Near the scene of the shooting, at the entrance to the Shati refugee camp, Palestinian Prime Minister Ismail Haniyeh was consulting with Fatah representatives about the document. No progress was reported.
The Hamas takeover of the Palestinian government has led to a cutoff of funds by Israel, the United States and European Union, which list Hamas as a terror organization. The bankrupt government was unable to pay its 165,000 workers, who make up the largest sector in the Palestinian economy.
On Sunday, the Palestine Bank in Gaza said it was opening its ATMs, and the 40,000 lowest-paid workers began withdrawing money. The government said it would give them each 1,500 shekels — about $331 — but the rest of the employees would have to wait.
Dozens lined up at automated teller machines in Gaza City. Bahar Habashi, 43, a father of seven who works as a doorman at a school, said the money would not come close to meeting the needs of his family.
“I don’t think this money will stay in my pocket more than an hour,” he said, “but I am going to spare 50 shekels to buy candy and fresh fruit for my children.”
The costly confrontation over recognition of Israel played out against the background of Israeli plans to set its own border unilaterally if peace negotiations fail. Israel refuses to talk to a Palestinian government headed by a movement that does not accept the Jewish state.
Israeli Prime Minister Ehud Olmert traveled to Egypt on Sunday to discuss the situation with Egyptian President Hosni Mubarak, often a mediator in Israeli-Palestinian disputes.
Mubarak opposes unilateral Israeli steps, and Secretary of State Condoleezza Rice said the Bush administration prefers negotiations. She told CNN on Sunday that the “final status is really something that has to be mutually acceptable” to Israel and the Palestinians.

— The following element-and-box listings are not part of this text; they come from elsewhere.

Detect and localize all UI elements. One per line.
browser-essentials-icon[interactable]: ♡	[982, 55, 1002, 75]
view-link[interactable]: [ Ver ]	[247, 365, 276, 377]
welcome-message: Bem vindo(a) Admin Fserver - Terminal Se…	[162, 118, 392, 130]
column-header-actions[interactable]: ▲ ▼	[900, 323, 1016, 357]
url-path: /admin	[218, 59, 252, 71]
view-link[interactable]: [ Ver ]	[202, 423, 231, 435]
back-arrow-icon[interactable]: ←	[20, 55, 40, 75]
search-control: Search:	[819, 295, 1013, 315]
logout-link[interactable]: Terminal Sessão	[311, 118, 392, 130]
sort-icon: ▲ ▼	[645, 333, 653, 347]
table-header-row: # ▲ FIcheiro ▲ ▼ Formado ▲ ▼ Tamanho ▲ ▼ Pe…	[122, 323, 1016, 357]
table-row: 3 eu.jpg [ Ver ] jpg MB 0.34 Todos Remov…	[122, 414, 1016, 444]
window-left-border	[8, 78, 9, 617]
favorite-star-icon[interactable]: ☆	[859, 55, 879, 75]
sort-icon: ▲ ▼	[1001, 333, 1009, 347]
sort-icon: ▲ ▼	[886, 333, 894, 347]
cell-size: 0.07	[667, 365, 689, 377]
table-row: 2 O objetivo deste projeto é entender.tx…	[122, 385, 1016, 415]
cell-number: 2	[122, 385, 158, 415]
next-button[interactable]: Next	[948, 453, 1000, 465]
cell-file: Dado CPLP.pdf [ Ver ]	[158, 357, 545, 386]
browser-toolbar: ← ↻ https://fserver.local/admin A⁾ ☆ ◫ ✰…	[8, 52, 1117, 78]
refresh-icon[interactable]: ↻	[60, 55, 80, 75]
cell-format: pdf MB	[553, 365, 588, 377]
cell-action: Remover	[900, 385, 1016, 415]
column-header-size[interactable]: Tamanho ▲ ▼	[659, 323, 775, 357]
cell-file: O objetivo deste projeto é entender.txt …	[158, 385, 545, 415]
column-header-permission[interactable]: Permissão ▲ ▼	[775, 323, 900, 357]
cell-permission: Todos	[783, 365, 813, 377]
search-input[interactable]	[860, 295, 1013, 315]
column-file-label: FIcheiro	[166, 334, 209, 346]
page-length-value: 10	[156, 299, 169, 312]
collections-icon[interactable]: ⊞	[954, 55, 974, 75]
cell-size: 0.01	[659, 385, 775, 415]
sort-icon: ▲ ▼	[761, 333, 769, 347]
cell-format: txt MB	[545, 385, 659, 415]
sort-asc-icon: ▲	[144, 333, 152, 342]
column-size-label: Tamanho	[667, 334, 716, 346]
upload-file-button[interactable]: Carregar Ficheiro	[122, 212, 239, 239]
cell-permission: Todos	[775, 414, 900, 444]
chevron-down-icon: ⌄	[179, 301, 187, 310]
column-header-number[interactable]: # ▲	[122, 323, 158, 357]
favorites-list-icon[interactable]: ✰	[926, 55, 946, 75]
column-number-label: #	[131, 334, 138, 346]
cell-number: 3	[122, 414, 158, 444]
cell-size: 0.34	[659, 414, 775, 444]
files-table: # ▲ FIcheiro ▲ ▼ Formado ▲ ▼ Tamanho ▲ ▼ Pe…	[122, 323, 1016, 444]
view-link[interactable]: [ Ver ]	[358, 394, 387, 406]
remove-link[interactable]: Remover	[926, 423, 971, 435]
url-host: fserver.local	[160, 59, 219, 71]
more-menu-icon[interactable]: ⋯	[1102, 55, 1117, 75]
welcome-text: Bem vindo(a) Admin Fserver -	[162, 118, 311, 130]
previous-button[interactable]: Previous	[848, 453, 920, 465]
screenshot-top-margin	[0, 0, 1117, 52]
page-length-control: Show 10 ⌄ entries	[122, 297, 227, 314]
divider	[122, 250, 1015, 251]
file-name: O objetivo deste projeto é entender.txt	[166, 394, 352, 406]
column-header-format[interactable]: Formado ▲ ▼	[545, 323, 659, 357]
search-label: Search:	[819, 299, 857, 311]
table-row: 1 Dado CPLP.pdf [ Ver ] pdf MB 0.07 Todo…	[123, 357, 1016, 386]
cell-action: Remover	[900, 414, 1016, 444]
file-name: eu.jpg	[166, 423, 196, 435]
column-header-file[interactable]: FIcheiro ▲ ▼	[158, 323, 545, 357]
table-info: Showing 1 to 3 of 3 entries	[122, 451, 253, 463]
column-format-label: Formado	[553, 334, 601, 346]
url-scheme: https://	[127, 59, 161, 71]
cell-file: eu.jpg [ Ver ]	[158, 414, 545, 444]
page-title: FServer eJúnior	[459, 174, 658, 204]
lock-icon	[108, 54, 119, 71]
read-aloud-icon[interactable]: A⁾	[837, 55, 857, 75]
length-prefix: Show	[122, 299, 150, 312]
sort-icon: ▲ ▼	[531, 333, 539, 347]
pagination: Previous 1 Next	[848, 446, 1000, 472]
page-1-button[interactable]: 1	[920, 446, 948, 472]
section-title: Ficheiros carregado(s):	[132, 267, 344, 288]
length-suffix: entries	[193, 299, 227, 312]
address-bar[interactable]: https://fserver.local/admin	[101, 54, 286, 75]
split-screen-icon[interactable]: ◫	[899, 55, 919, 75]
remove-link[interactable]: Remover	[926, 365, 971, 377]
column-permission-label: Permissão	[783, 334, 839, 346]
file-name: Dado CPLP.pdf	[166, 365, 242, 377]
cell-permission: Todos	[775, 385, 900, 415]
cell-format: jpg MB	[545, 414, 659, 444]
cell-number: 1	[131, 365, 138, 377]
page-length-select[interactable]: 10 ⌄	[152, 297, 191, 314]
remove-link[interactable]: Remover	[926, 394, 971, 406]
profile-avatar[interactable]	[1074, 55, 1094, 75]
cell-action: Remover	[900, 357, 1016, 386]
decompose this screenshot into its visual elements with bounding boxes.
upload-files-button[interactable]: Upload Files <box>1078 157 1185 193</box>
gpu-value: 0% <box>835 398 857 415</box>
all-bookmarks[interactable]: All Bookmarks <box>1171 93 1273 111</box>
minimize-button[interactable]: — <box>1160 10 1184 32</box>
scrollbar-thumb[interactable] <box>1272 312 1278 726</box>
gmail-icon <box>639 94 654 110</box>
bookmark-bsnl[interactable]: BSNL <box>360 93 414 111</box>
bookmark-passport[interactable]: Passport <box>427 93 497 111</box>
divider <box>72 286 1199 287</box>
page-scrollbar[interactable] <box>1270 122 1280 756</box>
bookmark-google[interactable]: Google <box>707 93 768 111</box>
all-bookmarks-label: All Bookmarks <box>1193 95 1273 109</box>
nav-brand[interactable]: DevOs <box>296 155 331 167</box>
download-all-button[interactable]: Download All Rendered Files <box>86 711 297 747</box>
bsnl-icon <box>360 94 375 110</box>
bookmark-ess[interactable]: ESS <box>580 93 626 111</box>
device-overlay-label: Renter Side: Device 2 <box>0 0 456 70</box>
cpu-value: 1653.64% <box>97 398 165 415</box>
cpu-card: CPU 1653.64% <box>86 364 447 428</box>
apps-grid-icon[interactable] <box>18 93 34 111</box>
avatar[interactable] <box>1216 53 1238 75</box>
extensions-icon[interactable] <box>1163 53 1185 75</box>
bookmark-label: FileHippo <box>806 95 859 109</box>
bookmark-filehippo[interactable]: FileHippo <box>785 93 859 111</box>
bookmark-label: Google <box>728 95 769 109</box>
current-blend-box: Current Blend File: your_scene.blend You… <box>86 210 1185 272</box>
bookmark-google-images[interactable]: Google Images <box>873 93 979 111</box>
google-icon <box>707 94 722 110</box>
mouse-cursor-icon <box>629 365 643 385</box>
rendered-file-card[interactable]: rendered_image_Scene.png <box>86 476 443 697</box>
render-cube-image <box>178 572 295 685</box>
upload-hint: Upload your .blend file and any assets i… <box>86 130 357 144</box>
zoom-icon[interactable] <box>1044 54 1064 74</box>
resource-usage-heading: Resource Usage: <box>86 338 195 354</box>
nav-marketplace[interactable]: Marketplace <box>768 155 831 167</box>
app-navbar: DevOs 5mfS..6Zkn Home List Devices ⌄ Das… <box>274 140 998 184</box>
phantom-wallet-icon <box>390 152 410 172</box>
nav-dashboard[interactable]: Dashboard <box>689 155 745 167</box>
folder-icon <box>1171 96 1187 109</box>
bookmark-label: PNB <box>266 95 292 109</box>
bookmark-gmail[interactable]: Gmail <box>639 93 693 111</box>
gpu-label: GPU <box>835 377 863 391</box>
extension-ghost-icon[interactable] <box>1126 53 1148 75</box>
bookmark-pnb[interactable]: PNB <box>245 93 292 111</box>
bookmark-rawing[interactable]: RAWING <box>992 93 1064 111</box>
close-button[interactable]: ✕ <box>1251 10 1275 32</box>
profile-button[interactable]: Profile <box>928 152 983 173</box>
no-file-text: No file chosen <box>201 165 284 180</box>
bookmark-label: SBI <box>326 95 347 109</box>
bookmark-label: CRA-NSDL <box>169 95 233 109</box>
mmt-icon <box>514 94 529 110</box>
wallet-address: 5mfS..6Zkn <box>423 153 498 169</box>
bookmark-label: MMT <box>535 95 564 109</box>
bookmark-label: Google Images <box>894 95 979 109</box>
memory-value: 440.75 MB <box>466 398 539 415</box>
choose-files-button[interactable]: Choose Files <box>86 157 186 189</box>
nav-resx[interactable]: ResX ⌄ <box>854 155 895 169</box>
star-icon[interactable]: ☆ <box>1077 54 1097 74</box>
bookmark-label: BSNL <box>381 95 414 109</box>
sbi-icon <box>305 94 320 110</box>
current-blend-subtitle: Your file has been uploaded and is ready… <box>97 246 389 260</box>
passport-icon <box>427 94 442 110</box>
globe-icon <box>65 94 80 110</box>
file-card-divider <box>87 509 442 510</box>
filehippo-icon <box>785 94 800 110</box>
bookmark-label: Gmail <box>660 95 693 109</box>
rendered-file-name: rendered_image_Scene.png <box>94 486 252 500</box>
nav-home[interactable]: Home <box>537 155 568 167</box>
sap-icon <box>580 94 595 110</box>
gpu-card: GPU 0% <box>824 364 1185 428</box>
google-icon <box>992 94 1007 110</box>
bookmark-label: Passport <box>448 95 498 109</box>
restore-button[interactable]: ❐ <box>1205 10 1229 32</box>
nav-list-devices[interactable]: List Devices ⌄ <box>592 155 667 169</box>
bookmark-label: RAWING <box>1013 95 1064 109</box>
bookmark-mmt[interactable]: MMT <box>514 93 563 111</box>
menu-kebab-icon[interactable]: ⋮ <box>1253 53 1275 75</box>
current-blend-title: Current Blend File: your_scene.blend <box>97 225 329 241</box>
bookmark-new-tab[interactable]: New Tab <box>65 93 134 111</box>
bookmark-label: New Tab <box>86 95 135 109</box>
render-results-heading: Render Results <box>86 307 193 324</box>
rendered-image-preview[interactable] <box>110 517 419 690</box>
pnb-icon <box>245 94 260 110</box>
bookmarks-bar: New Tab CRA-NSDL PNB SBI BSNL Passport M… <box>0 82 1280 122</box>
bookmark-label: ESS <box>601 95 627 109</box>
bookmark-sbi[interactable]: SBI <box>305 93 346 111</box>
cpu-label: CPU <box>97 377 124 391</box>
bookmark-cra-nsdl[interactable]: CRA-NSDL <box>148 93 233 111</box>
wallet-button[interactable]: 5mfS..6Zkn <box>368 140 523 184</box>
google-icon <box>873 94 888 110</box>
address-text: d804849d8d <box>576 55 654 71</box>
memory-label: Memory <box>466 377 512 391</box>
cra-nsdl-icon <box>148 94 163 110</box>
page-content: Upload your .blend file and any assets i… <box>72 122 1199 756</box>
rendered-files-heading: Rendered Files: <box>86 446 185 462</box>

Olmert repeated his offer to meet Abbas to discuss resumption of peace negotiations, but he did not give a date for what would be the first Israel-Palestinian summit since February 2005.
“I really hope that our Palestinian partners will take advantage of this opportunity and will implement all their commitments so that it will be possible to proceed according to the ’road map,”’ Olmert said, referring to the U.S.-backed peace plan.
Mubarak and Olmert said they agreed negotiations must be pursued.
Palestinians, meanwhile, were focused on their internal disputes.
Haniyeh rejected Abbas’ deadline for the referendum, calling the proposal illegal. That set up a head-on political confrontation between Hamas and Fatah.
“The local basic law and the advice which we got from experts in international law say that referendums are not permitted on the Palestinian land,” Haniyeh said.
A poll released last week showed that nearly 90 percent of Palestinians favor the prisoners’ agreement. Al-Ahmad said Abbas would consider calling elections for president and parliament if Hamas did not abide by the results of a referendum.
Hamas, formed in 1987 at the beginning of a Palestinian uprising against Israeli occupation, holds that the Middle East must be entirely Islamic. Jews can live in the region only under Islamic rule, not in an independent state.
Hamas has killed hundreds of Israelis in attacks since the violence resumed in 2000.